The Chicago Bulls are struggling, having lost four of their last five games and falling below .500 for the first time in two years.
Things would be even worse, though, if it weren't for the efforts of their center, Joakim Noah, who is saving them from a catastrophic season.
Noah, long noted for his outstanding defense, has risen on the offensive side of the court as well, posting career highs in both points, 14.5 per game, and assists, 4.0 per game (as of Nov. 23).
During the Houston Rockets game on Nov. 21, Noah proved just how valuable he really is when he took over the game for a stretch on both sides of court.

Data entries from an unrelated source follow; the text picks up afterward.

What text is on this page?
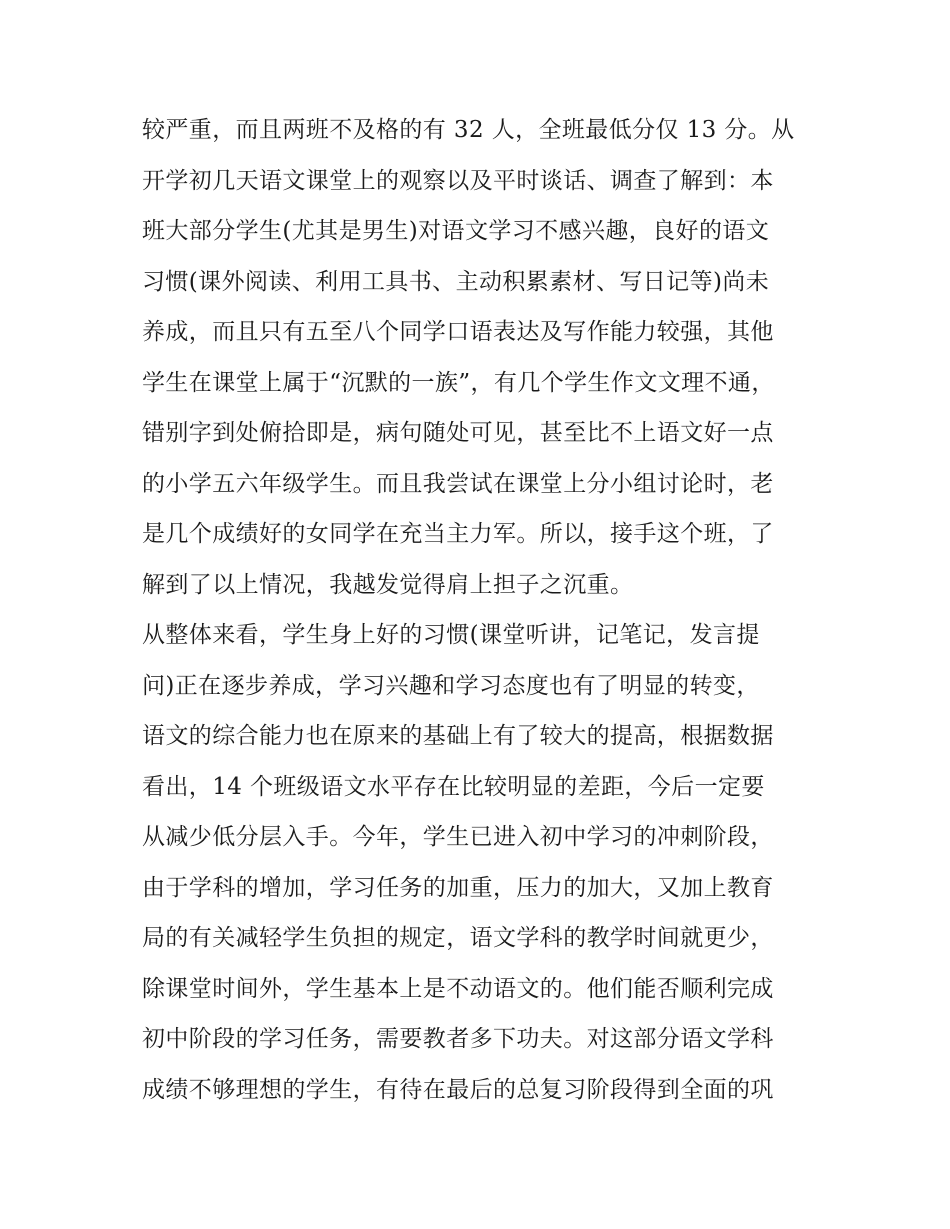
较严重，而且两班不及格的有 32 人，全班最低分仅 13 分。从
开学初几天语文课堂上的观察以及平时谈话、调查了解到：本
班大部分学生(尤其是男生)对语文学习不感兴趣，良好的语文
习惯(课外阅读、利用工具书、主动积累素材、写日记等)尚未
养成，而且只有五至八个同学口语表达及写作能力较强，其他
学生在课堂上属于“沉默的一族”，有几个学生作文文理不通，
错别字到处俯拾即是，病句随处可见，甚至比不上语文好一点
的小学五六年级学生。而且我尝试在课堂上分小组讨论时，老
是几个成绩好的女同学在充当主力军。所以，接手这个班，了
解到了以上情况，我越发觉得肩上担子之沉重。
从整体来看，学生身上好的习惯(课堂听讲，记笔记，发言提
问)正在逐步养成，学习兴趣和学习态度也有了明显的转变，
语文的综合能力也在原来的基础上有了较大的提高，根据数据
看出，14 个班级语文水平存在比较明显的差距，今后一定要
从减少低分层入手。今年，学生已进入初中学习的冲刺阶段，
由于学科的增加，学习任务的加重，压力的加大，又加上教育
局的有关减轻学生负担的规定，语文学科的教学时间就更少，
除课堂时间外，学生基本上是不动语文的。他们能否顺利完成
初中阶段的学习任务，需要教者多下功夫。对这部分语文学科
成绩不够理想的学生，有待在最后的总复习阶段得到全面的巩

The Rockets were on 10-1 run, the Bulls were missing everything, and they were in danger of falling out of the game. Nate Robinson had just missed a three-point shot, and the ball was on its way to the hands of the waiting Marcus Morris.

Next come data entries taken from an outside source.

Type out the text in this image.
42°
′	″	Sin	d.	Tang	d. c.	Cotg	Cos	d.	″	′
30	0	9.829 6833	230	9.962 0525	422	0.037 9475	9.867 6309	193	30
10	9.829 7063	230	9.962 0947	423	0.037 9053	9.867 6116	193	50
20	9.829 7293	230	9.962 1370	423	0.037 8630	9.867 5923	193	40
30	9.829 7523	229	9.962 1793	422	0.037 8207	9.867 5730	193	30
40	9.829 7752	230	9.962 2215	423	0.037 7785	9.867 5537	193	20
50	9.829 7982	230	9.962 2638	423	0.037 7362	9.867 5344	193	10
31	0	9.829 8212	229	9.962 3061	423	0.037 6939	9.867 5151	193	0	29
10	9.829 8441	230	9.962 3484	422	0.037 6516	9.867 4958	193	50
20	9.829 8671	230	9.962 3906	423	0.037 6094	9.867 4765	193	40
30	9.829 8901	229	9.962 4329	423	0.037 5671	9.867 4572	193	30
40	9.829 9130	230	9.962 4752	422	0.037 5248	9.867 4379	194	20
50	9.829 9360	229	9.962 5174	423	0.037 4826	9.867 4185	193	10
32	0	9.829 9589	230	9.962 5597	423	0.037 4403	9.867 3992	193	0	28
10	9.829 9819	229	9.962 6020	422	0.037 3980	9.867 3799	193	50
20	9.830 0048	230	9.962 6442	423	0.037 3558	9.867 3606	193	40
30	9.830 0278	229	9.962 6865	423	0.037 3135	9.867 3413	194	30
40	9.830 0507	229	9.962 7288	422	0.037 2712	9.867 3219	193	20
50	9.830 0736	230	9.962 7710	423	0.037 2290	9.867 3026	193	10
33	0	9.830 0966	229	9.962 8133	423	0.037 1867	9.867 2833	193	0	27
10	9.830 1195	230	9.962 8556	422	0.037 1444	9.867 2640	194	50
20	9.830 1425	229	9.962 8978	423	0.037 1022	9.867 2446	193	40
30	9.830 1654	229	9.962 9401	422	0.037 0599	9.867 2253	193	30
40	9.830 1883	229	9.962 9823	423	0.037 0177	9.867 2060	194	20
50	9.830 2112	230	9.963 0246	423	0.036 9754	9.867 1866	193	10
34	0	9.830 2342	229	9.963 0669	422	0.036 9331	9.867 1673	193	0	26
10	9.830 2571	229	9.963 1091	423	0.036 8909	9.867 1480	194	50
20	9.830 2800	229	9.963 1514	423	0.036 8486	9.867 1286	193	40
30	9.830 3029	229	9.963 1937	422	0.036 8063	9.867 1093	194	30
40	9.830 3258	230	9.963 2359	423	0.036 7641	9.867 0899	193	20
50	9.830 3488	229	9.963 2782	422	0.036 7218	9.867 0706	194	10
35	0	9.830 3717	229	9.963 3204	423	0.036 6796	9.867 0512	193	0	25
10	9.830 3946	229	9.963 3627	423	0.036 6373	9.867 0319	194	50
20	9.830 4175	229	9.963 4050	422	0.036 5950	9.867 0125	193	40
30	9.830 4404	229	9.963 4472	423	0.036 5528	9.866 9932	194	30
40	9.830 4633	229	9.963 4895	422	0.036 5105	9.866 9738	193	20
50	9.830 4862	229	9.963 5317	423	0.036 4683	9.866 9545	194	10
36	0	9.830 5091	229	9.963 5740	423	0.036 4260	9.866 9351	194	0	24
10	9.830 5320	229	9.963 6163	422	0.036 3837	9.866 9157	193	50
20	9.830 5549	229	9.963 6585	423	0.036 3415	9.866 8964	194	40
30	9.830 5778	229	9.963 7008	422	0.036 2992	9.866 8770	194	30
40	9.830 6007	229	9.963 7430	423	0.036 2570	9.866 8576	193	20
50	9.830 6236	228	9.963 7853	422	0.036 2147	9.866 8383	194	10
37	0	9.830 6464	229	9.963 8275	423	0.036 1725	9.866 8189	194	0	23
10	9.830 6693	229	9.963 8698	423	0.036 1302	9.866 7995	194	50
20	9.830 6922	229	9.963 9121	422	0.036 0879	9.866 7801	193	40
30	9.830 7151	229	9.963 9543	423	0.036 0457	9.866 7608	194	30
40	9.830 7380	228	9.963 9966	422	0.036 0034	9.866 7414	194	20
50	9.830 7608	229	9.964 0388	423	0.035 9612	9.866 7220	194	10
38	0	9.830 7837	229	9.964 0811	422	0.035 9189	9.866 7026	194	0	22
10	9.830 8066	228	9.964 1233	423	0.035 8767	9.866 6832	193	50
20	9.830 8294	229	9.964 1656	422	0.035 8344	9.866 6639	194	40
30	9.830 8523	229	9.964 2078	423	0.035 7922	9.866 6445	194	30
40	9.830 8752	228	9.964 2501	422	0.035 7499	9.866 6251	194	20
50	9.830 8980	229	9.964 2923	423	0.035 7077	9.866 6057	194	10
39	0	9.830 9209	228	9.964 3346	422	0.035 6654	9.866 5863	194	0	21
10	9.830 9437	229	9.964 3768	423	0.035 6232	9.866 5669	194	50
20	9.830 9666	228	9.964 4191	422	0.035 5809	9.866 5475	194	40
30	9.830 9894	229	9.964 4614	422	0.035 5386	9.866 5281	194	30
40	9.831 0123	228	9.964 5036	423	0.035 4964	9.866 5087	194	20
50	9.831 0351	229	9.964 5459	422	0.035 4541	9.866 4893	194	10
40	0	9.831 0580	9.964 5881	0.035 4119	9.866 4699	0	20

Noah swept in and grabbed the ball, passing it off to Luol Deng. Deng eventually fed Taj Gibson for the easy two, and the tide started to change.
On the other end of the court, he took on Marcus Morris and forced him into a missed shot. When Omer Asik got the offensive board, he altered his shot too.

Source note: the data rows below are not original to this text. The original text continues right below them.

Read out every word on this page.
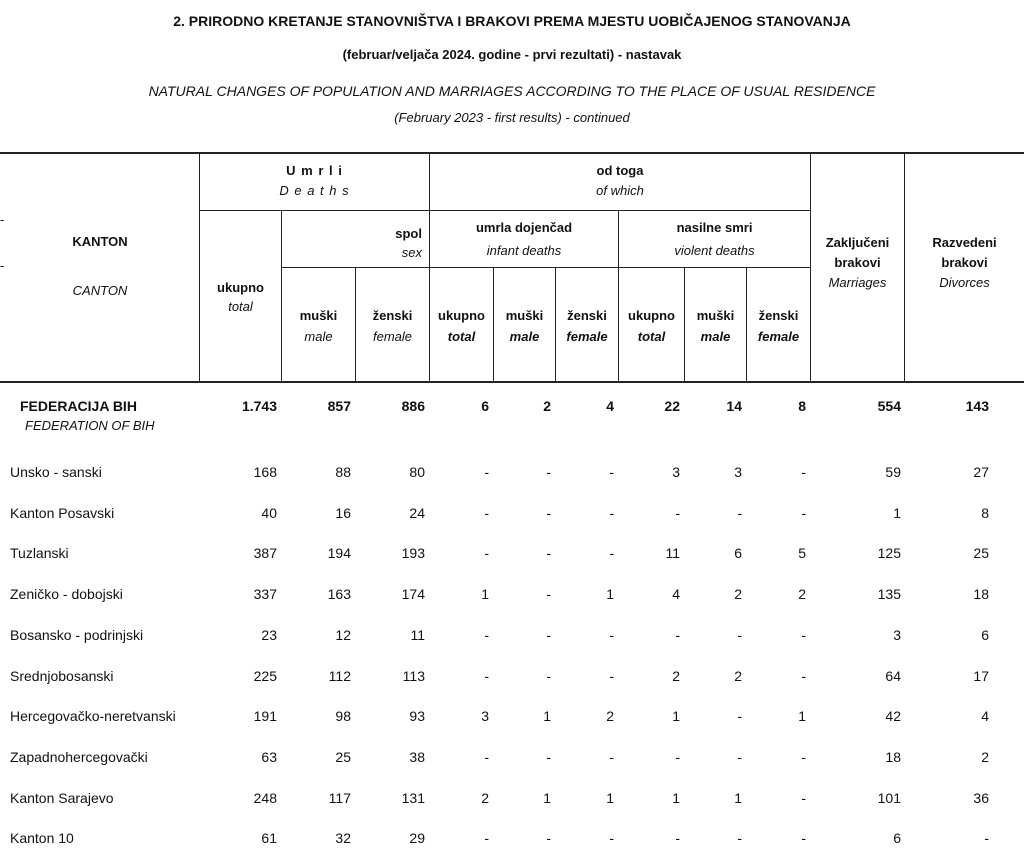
2. PRIRODNO KRETANJE STANOVNIŠTVA I BRAKOVI PREMA MJESTU UOBIČAJENOG STANOVANJA
(februar/veljača 2024. godine - prvi rezultati) - nastavak
NATURAL CHANGES OF POPULATION AND MARRIAGES ACCORDING TO THE PLACE OF USUAL RESIDENCE
(February 2023 - first results) - continued
-
-
KANTON
CANTON
U m r l i
D e a t h s
od toga
of which
ukupno
total
spol
sex
umrla dojenčad
infant deaths
nasilne smri
violent deaths
muški
male
ženski
female
ukupno
total
muški
male
ženski
female
ukupno
total
muški
male
ženski
female
Zaključeni
brakovi
Marriages
Razvedeni
brakovi
Divorces
FEDERACIJA BIH	1.743	857	886	6	2	4	22	14	8	554	143
FEDERATION OF BIH
Unsko - sanski	168	88	80	-	-	-	3	3	-	59	27
Kanton Posavski	40	16	24	-	-	-	-	-	-	1	8
Tuzlanski	387	194	193	-	-	-	11	6	5	125	25
Zeničko - dobojski	337	163	174	1	-	1	4	2	2	135	18
Bosansko - podrinjski	23	12	11	-	-	-	-	-	-	3	6
Srednjobosanski	225	112	113	-	-	-	2	2	-	64	17
Hercegovačko-neretvanski	191	98	93	3	1	2	1	-	1	42	4
Zapadnohercegovački	63	25	38	-	-	-	-	-	-	18	2
Kanton Sarajevo	248	117	131	2	1	1	1	1	-	101	36
Kanton 10	61	32	29	-	-	-	-	-	-	6	-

Moments later, after a pair of Luol Deng free throws, Noah sank a jumper which brought the Bulls within one. The next two possessions down the court, Noah fed Gibson for two. Then he found Nate Robinson for another bucket. Then Robinson fed Noah for one.
The Bulls were on a 12-1 run, and Noah had a hand in all but two of the points.
He was working on the other end too. He blocked an Omer Asik shot and stole the ball from Jeremy Lin. He grabbed a defensive rebound and was anchoring the defense that held the Rockets to only two makes on 14 attempts over the run.
There are times when Noah seems to ascend to an All-Star level of play.
At such times, the Bulls look like they can play with anyone, even without Derrick Rose. What he does isn't all visible in the box scores. His hockey assists and defensive stops aren't recorded.
Nothing reveals how much Noah has mattered to the Bulls, though, as do his on/off and rating numbers. When Noah is on the court, the Bulls score 95.4 points per 48 minutes compared to just 84.9 while he sits.
They shoot 45.2 percent from the field compared to a meager 39.0 percent when he's on the the bench. While they have slightly more rebounds, as you'd expect from their leading rebounder, they also average 6.4 more assists per 48 minutes, an improvement of over 33 percent.
None of this compares to his impact on defense. While he's on the court, the Bulls surrender a mere 95.2 points per 100 possessions. While he's on the bench, that balloons up to 110.3. Per 48 minutes, the Bulls are 20 points better with Noah on the court.
Without the much-improved efforts of Noah, things would be even worse than they are now. If he can keep them hovering in the .500 neighborhood, the Bulls can still make a move should Rose return this season.